Au premier coup d’oeil, nous pourrions penser que les médias d’information ont la belle vie dans notre pays. Les titres ont l’air nombreux, les canaux variés et nous pourrions de ce fait supposer que les citoyens sont de grands consommateurs d’actu. Vrai? Faux? Et quelles évolutions à l’avenir? Etat des lieux de la question.

·        La pénétration des médias français brouillent la donne.
·        Manque de collaboration des entreprises du secteur.
·        Des résultats impossibles à croiser.
·        Un domaine en pleine déstructuration.

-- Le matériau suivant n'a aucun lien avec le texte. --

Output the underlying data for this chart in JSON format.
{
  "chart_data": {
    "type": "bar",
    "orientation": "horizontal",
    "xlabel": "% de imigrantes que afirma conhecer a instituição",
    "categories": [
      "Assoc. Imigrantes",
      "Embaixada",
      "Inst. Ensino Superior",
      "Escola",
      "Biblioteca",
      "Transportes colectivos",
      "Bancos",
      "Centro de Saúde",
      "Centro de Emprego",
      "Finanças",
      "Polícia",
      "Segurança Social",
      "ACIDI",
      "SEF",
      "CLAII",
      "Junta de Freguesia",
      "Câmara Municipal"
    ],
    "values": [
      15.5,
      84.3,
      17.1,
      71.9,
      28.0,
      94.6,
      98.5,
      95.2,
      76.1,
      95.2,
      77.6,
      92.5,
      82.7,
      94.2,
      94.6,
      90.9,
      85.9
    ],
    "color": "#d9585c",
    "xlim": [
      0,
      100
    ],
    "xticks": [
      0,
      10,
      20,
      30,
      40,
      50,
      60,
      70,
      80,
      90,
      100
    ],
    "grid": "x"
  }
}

Des JT sur toutes les chaînes. Des journaux parlés sur toutes les stations. Des journaux papiers nationaux et régionaux, généralistes ou spécialistes. Des magazines qui traitent d’actu: Knack, Knack Weekend, Knack Focus, Le Vif L’Express, Le Vif Weekend, Le Vif Focus, Marianne Belgique et compagnie. Des émissions politiques, des reportages d’investigation, des documents et des interviews réguliers sur des questions qui concernent la société d’aujourd’hui. Et puis tous les sites via lesquels il est possible de s’informer. « C’est presque miraculeux que nous parvenions à faire cohabiter autant de titres sur un aussi petit territoire. Surtout que celui-ci est encore plus réduit lorsque l’on considère les bassins linguistiques, » concède François Heinderickx, professeur en communication à l’Université Libre de Bruxelles et Président-Elect à l’International Communication Association (ICA). A titre d’exemple, en 2012, La Une, La Deux et La Trois de la RTBF ont consacré ensemble 2.120 heures de programmes à l’info (via, entre autres, « Le 13 H », « le 19H30 », « le 12 Minutes », « le 15 Minutes », les éditions spéciales, « On est pas des pigeons! », « Devoir d’Enquête », « Revu et Corrigé », « Mise au Point », « Questions à la Une »,…)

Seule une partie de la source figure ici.